How to Survive Planning a Sweet SixteenBy Debbe Geiger
Turning 16 is a major milestone in a girl's life, one that parents often celebrate with a party. However, when the girl's idea of a great party conflicts with what Mom and Dad have in mind, disagreements can escalate into tearful blow-ups and family dissension.
Some parents view their daughter's Sweet Sixteen birthday as a coming-of-age celebration that they expect she'll want to share with a group of her closest girlfriends. They may be surprised to learn that she sees the perfect Sweet Sixteen as an invite-everyone, urban-club-style bash.
Fortunately, parents can avoid the Sweet Sixteen bithday party planning minefield by setting a few ground rules up front, says Susan Bartell, a Port Washington, New York psychologist who specializes in teen girls and their behavior.

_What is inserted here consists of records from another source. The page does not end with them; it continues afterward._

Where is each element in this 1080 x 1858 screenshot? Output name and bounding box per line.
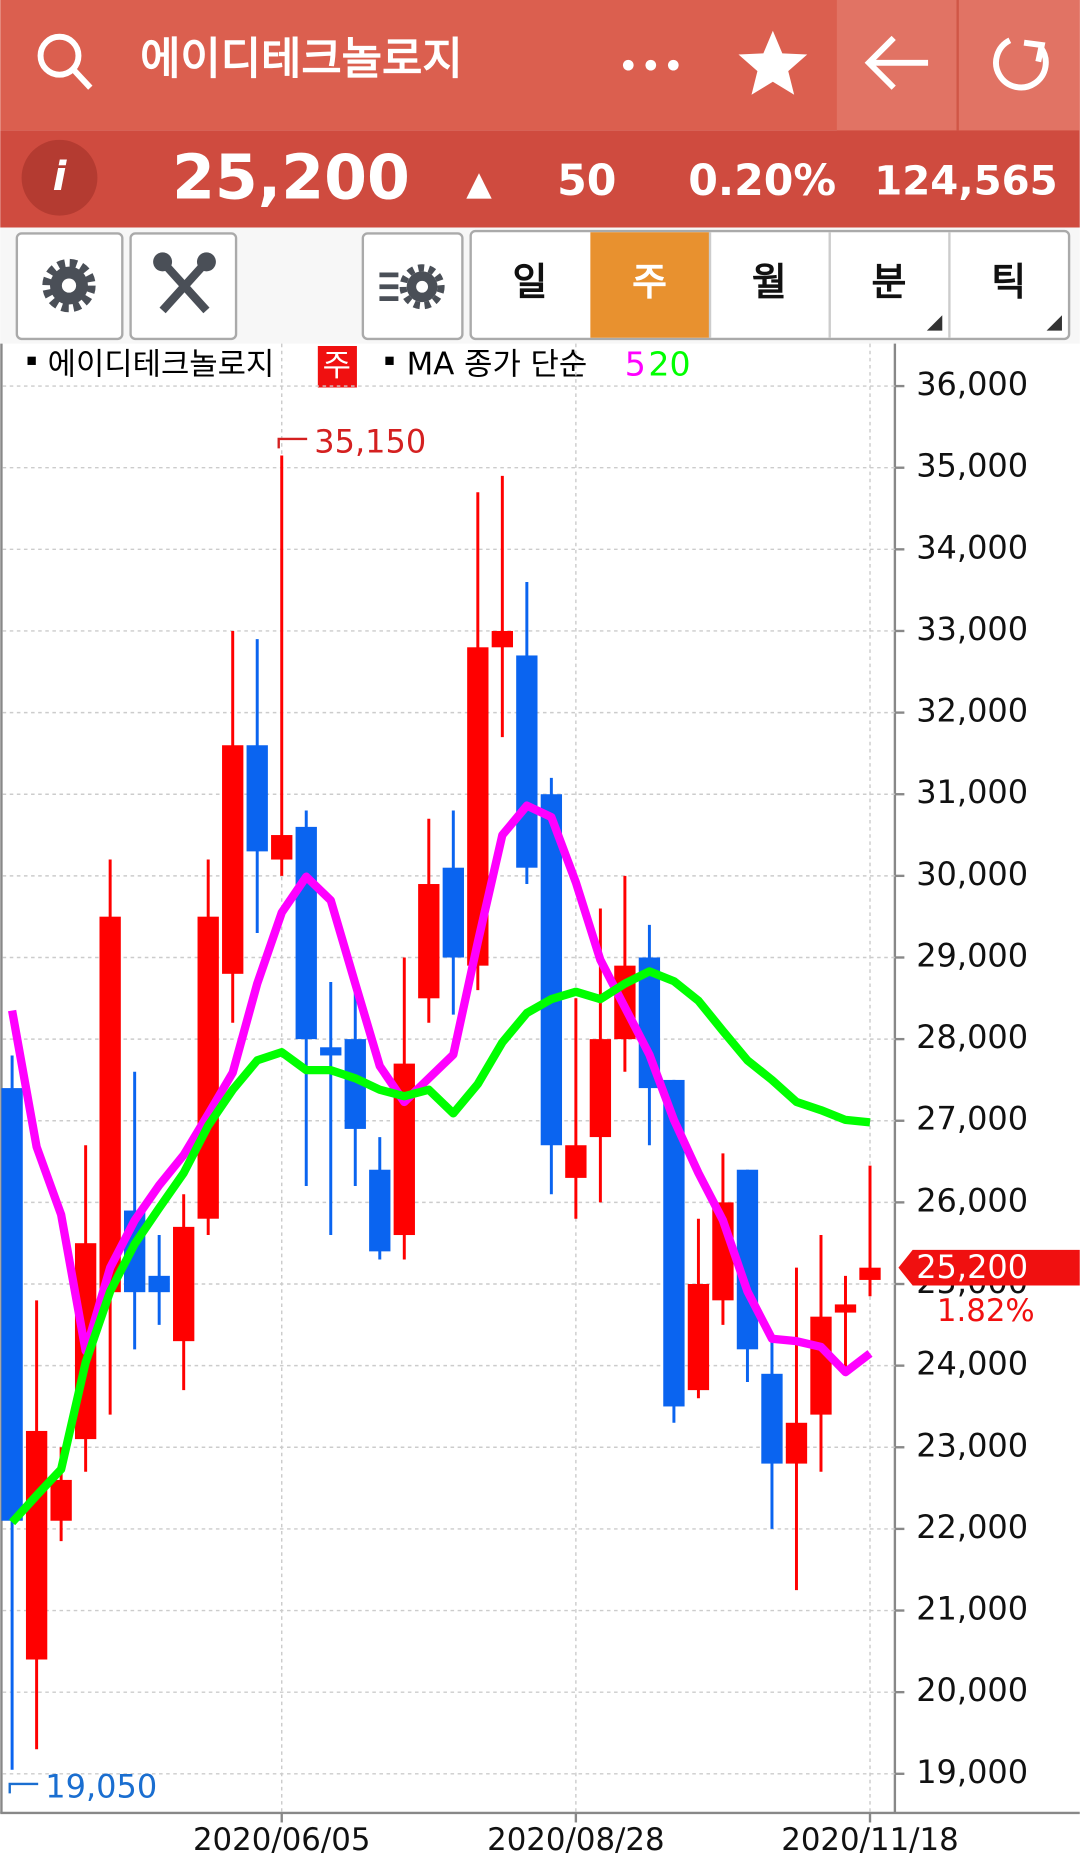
candle-body (491, 630, 514, 648)
x-tick-label: 2020/08/28 (487, 1822, 665, 1858)
y-tick-label: 29,000 (916, 936, 1028, 974)
y-tick-label: 20,000 (916, 1671, 1028, 1709)
candle-body (785, 1422, 808, 1464)
legend: 에이디테크놀로지 주 MA 종가 단순 5 20 (27, 345, 691, 388)
legend-period-box (317, 346, 357, 388)
y-tick-label: 21,000 (916, 1590, 1028, 1628)
y-tick-label: 31,000 (916, 773, 1028, 811)
ma-line (8, 801, 873, 1377)
y-tick-label: 32,000 (916, 692, 1028, 730)
change-pct: 0.20% (688, 156, 836, 206)
y-tick-label: 24,000 (916, 1345, 1028, 1383)
y-tick-label: 27,000 (916, 1100, 1028, 1138)
candle-body (173, 1226, 195, 1342)
y-tick-label: 35,000 (916, 447, 1028, 485)
dropdown-indicator (1046, 315, 1062, 331)
info-icon: i (53, 154, 68, 200)
period-selected-bg (590, 232, 711, 338)
legend-period: 주 (323, 348, 351, 384)
period-button[interactable]: 틱 (991, 260, 1026, 304)
candle-body (393, 1063, 415, 1236)
tools-button[interactable] (129, 232, 238, 341)
legend-ma20: 20 (648, 345, 690, 384)
legend-stock: 에이디테크놀로지 (48, 347, 275, 383)
indicator-button[interactable] (361, 232, 464, 341)
annotation-arrow (8, 1782, 39, 1794)
candle-body (859, 1267, 881, 1280)
candle-body (246, 745, 268, 852)
y-tick-label: 19,000 (916, 1753, 1028, 1791)
candle-body (638, 957, 661, 1089)
y-tick-label: 30,000 (916, 855, 1028, 893)
period-button[interactable]: 월 (752, 260, 787, 304)
candle-body (810, 1316, 832, 1415)
ma-line (9, 967, 871, 1526)
candle-body (442, 867, 464, 958)
candle-body (344, 1039, 366, 1129)
current-price: 25,200 (172, 141, 410, 213)
x-tick-label: 2020/06/05 (193, 1822, 371, 1858)
candle-body (295, 826, 317, 1040)
back-button[interactable] (864, 35, 929, 90)
y-tick-label: 22,000 (916, 1508, 1028, 1546)
y-tick-label: 23,000 (916, 1426, 1028, 1464)
candle-body (197, 916, 219, 1219)
dropdown-indicator (926, 315, 943, 331)
annotation-label: 35,150 (314, 423, 426, 461)
annotation-label: 19,050 (45, 1768, 157, 1806)
stock-title[interactable]: 에이디테크놀로지 (140, 34, 463, 85)
candle-body (663, 1079, 685, 1407)
y-tick-label: 34,000 (916, 528, 1028, 566)
y-tick-label: 33,000 (916, 610, 1028, 648)
y-tick-label: 28,000 (916, 1018, 1028, 1056)
candle-body (369, 1169, 391, 1252)
legend-ma: MA 종가 단순 (407, 347, 588, 383)
candle-body (271, 835, 293, 860)
candle-body (565, 1145, 587, 1178)
period-button[interactable]: 일 (512, 260, 547, 304)
candle-body (834, 1304, 857, 1313)
candle-body (540, 794, 563, 1146)
current-price-label: 25,200 (916, 1248, 1028, 1286)
search-button[interactable] (37, 33, 93, 90)
candle-body (1, 1088, 23, 1521)
favorite-button[interactable] (738, 30, 808, 95)
period-button[interactable]: 주 (632, 260, 667, 304)
y-tick-label: 36,000 (916, 365, 1028, 403)
period-button[interactable]: 분 (872, 260, 907, 304)
candle-body (222, 745, 244, 974)
candle-body (148, 1275, 170, 1293)
legend-marker (385, 356, 394, 365)
candle-body (687, 1284, 710, 1391)
candle-body (320, 1047, 342, 1056)
candle-body (589, 1039, 612, 1138)
legend-ma5: 5 (625, 345, 646, 384)
refresh-button[interactable] (993, 37, 1049, 91)
settings-button[interactable] (15, 232, 124, 341)
candle-body (467, 647, 489, 966)
candle-body (99, 916, 121, 1293)
info-button[interactable] (21, 139, 98, 216)
current-price-tag (898, 1249, 1080, 1286)
y-tick-label: 26,000 (916, 1181, 1028, 1219)
current-change-pct: 1.82% (937, 1293, 1035, 1329)
volume: 124,565 (874, 159, 1057, 205)
more-button[interactable] (622, 59, 679, 71)
candle-body (761, 1373, 783, 1464)
change: 50 (557, 156, 616, 206)
x-tick-label: 2020/11/18 (781, 1822, 959, 1858)
price-bar (0, 130, 1080, 228)
candle-body (418, 884, 440, 999)
annotation-arrow (277, 437, 308, 449)
candle-body (50, 1479, 72, 1521)
candle-body (25, 1430, 48, 1660)
legend-marker (27, 356, 36, 365)
change-arrow: ▲ (466, 163, 492, 202)
candle-body (516, 655, 538, 868)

Here's a rundown of strategies to help minimize the most predictable conflicts, plus important subjects you'll want to cover in a sit-down talk with your daughter before her Big Day:
INVOLVE HER IN THE PLANNING
Often, the party budget helps to determine the type of party, where it will be held, how many guests will be invited, the type of food, and level of entertainment.
Give your daughter the chance to participate in the decision-making. If there is a budget, let her know what it is. Encourage her to think about how she would like the money to be allocated.
If a Saturday night Sweet 16th party is the celebration of choice, make it clear that you will be there to supervise the event. Too often, kids think their parents will take care of all party arrangements and then disappear, says Bartell. "Let her know that you and other adults will be there," she counsels.